Abstract

Na-ion batteries (NIBs) have attracted increasing attention given the fact that sodium is relatively more plentiful and affordable than lithium for sustainable and large-scale energy storage systems. However, the shortage of electrode materials with outstanding comprehensive properties has limited the practical implementations of NIBs. Among all the discovered anode materials, transition-metal sulfide has been proven as one of the most competitive and promising ones due to its excellent redox reversibility and relatively high theoretical capacity. In this study, double-morphology N-doped CoS₂/multichannel carbon nanofibers composites (CoS₂/MCNFs) are precisely designed, which overcome common issues such as the poor cycling life and inferior rate performance of CoS₂ electrodes.
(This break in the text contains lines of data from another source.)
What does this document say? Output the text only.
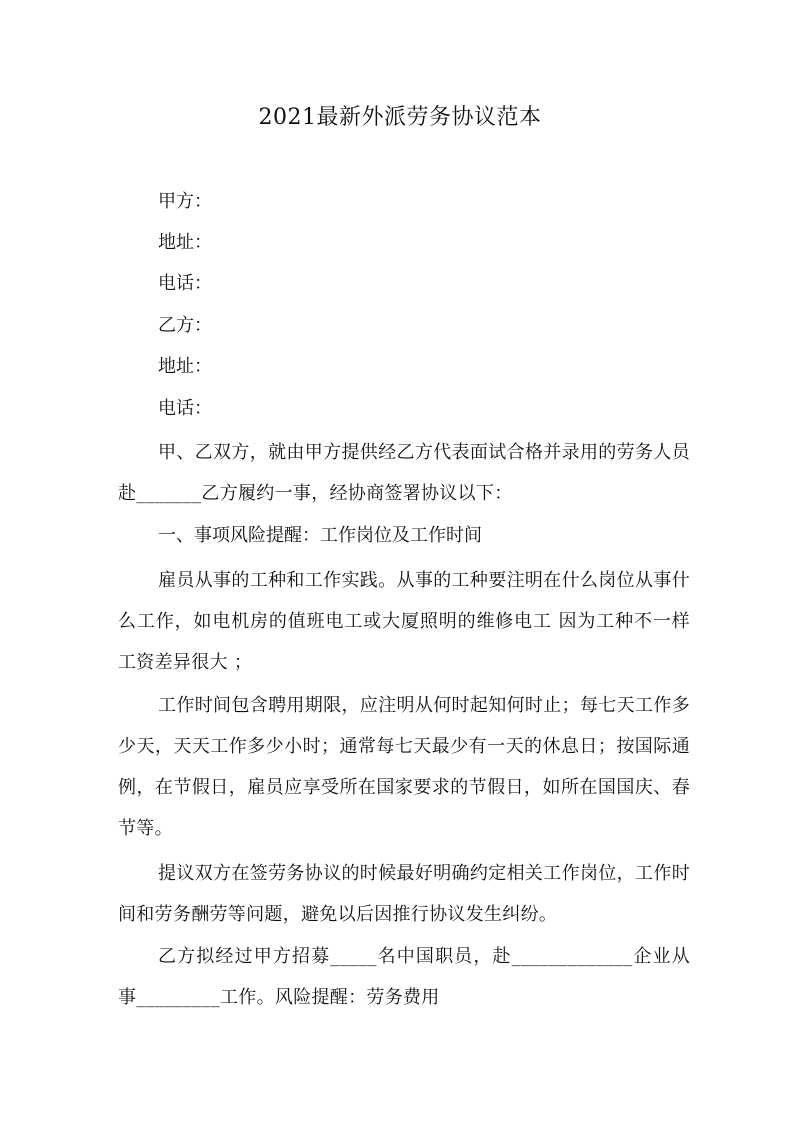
2021最新外派劳务协议范本
甲方：
地址：
电话：
乙方：
地址：
电话：

甲、乙双方，就由甲方提供经乙方代表面试合格并录用的劳务人员赴_______乙方履约一事，经协商签署协议以下：

一、事项风险提醒：工作岗位及工作时间

雇员从事的工种和工作实践。从事的工种要注明在什么岗位从事什么工作，如电机房的值班电工或大厦照明的维修电工 因为工种不一样工资差异很大 ；

工作时间包含聘用期限，应注明从何时起知何时止；每七天工作多少天，天天工作多少小时；通常每七天最少有一天的休息日；按国际通例，在节假日，雇员应享受所在国家要求的节假日，如所在国国庆、春节等。

提议双方在签劳务协议的时候最好明确约定相关工作岗位，工作时间和劳务酬劳等问题，避免以后因推行协议发生纠纷。

乙方拟经过甲方招募_____名中国职员，赴_____________企业从事_________工作。风险提醒：劳务费用
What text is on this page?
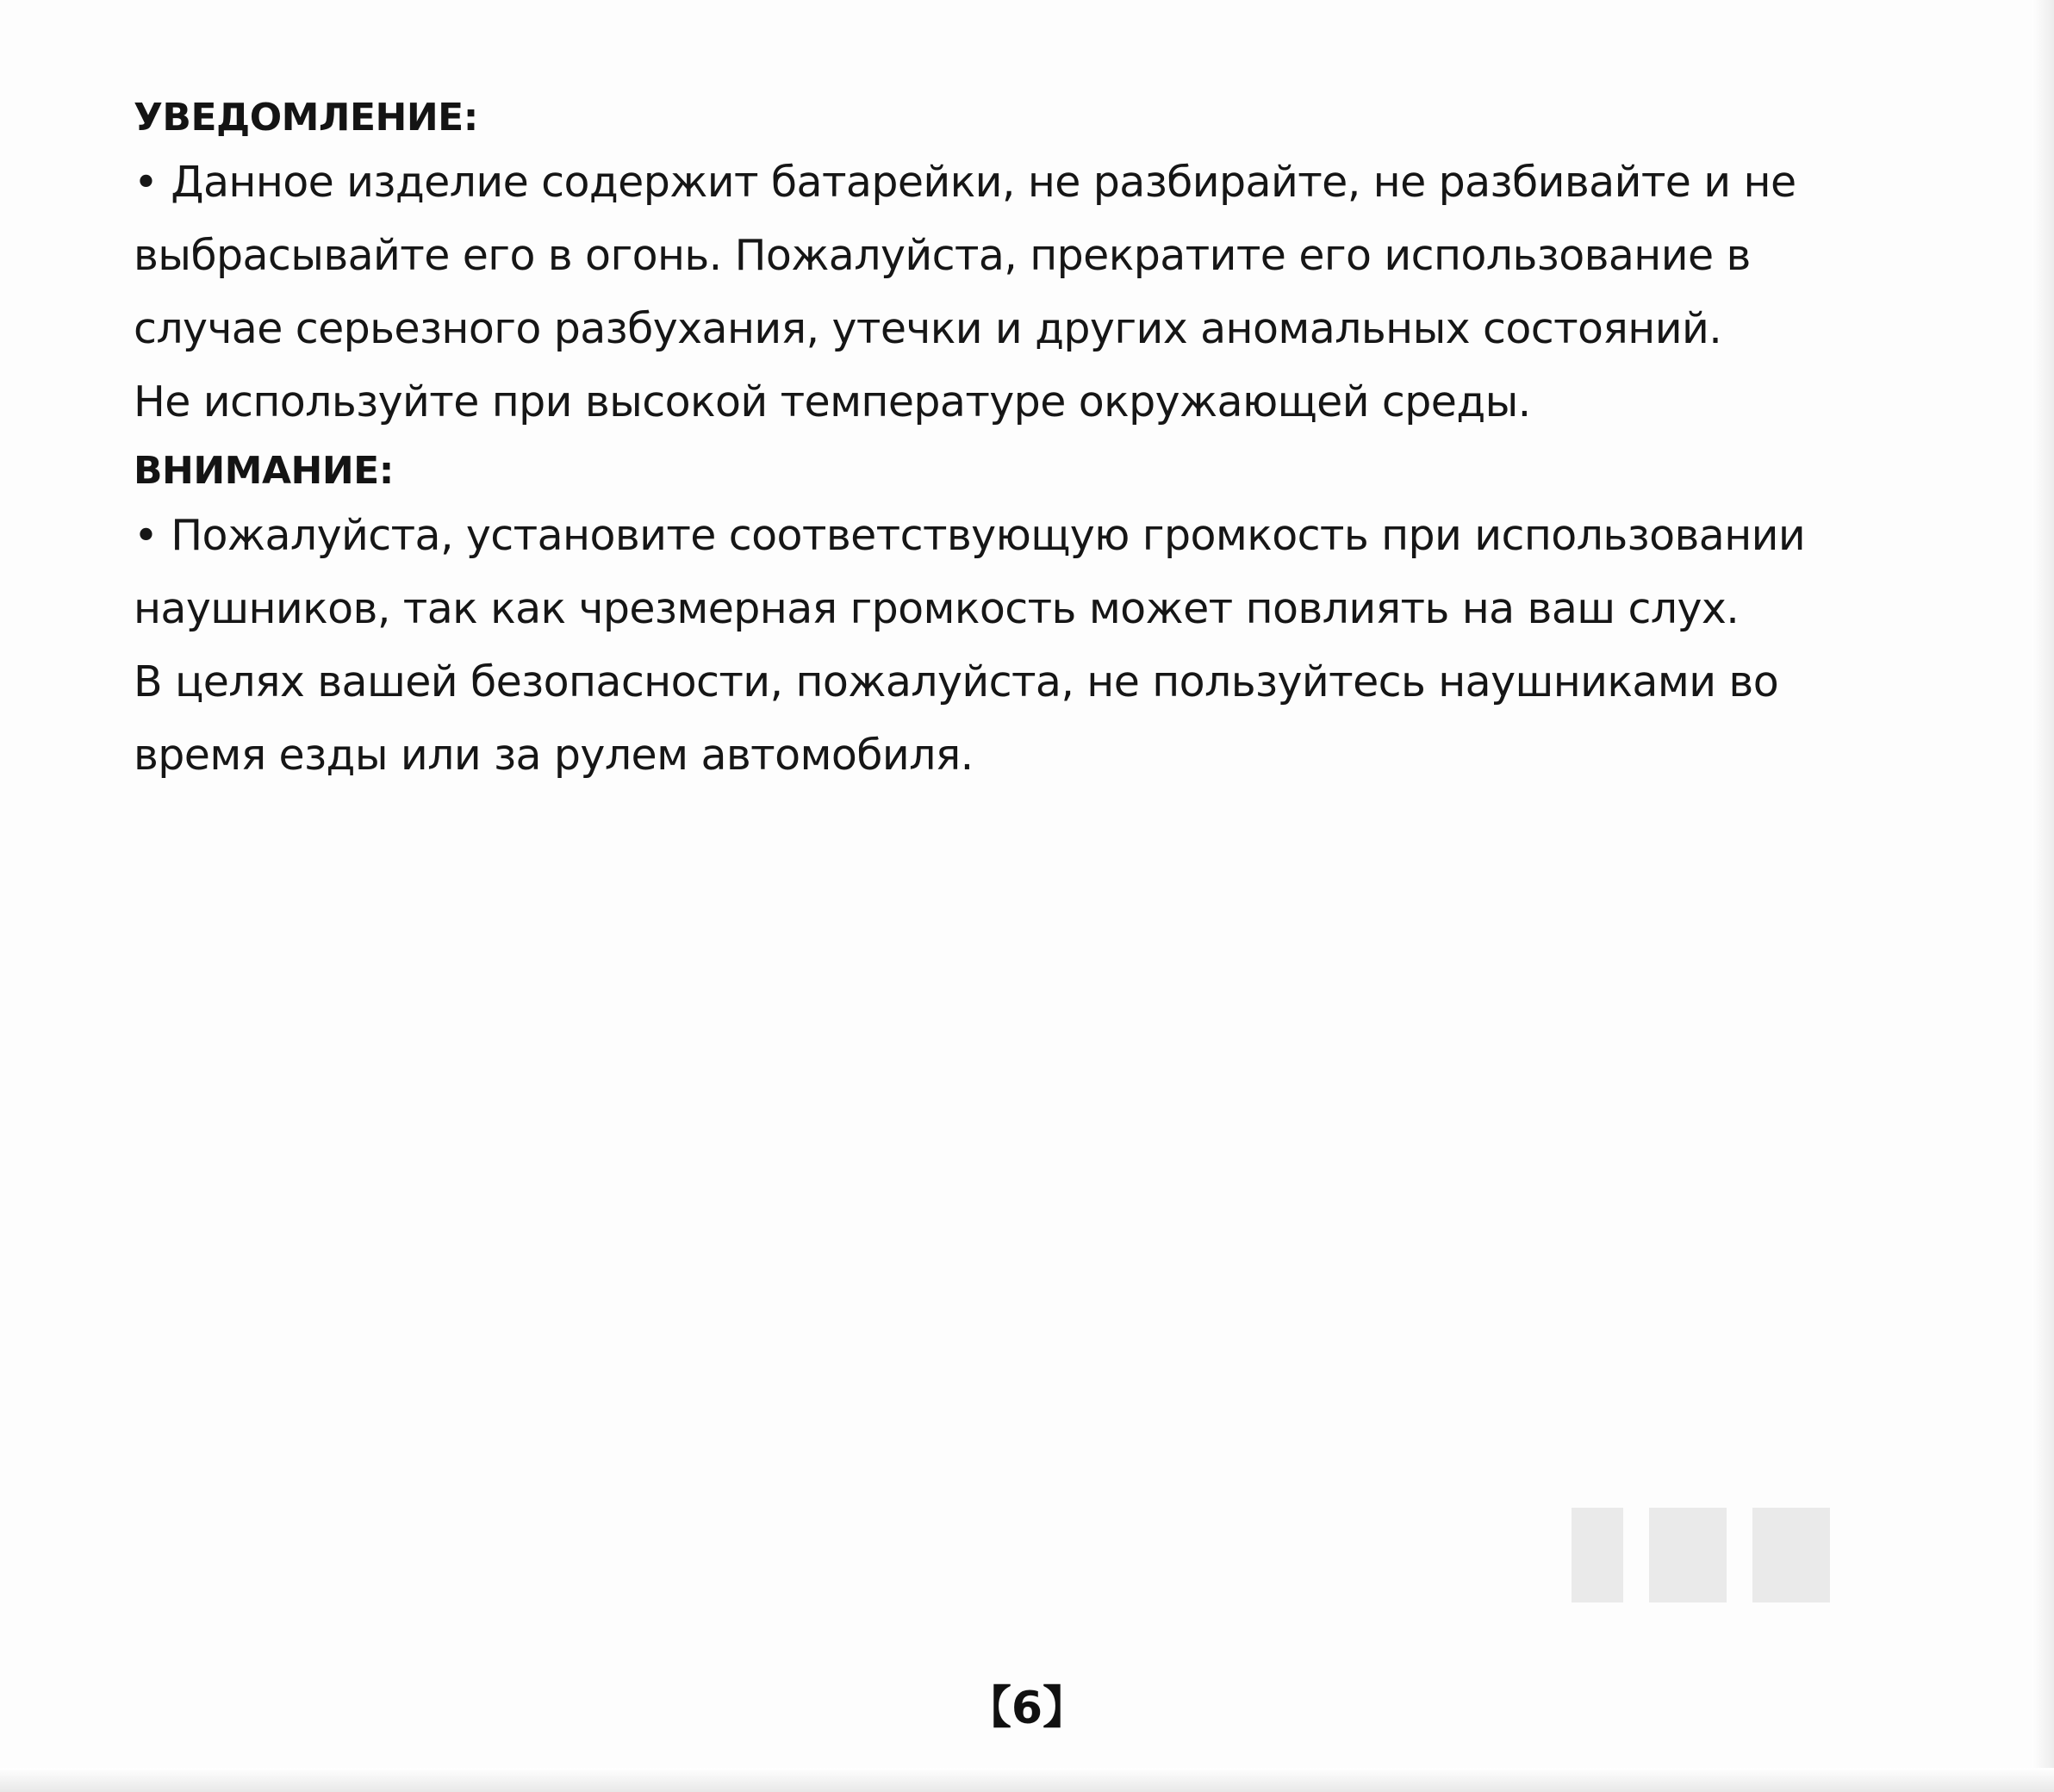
УВЕДОМЛЕНИЕ:

• Данное изделие содержит батарейки, не разбирайте, не разбивайте и не

выбрасывайте его в огонь. Пожалуйста, прекратите его использование в

случае серьезного разбухания, утечки и других аномальных состояний.

Не используйте при высокой температуре окружающей среды.

ВНИМАНИЕ:

• Пожалуйста, установите соответствующую громкость при использовании

наушников, так как чрезмерная громкость может повлиять на ваш слух.

В целях вашей безопасности, пожалуйста, не пользуйтесь наушниками во

время езды или за рулем автомобиля.

【6】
The conductive 3D interconnected multichannel nanostructure of CoS₂/MCNFs provides efficient buffer zones for the release of mechanical stresses from Na⁺ ions intercalation/deintercalation. The synergy of the diverse structural features enables a robust frame and a rapid electrochemical reaction in CoS₂/MCNFs anode, resulting in an impressive long-term cycling life of 900 cycles with a capacity of 620 mAh g^-1 at 1 A g^-1 (86.4% theoretical capacity) and a surprisingly high-power output. The proposed design in this study provides a rational and novel thought for fabricating electrode materials.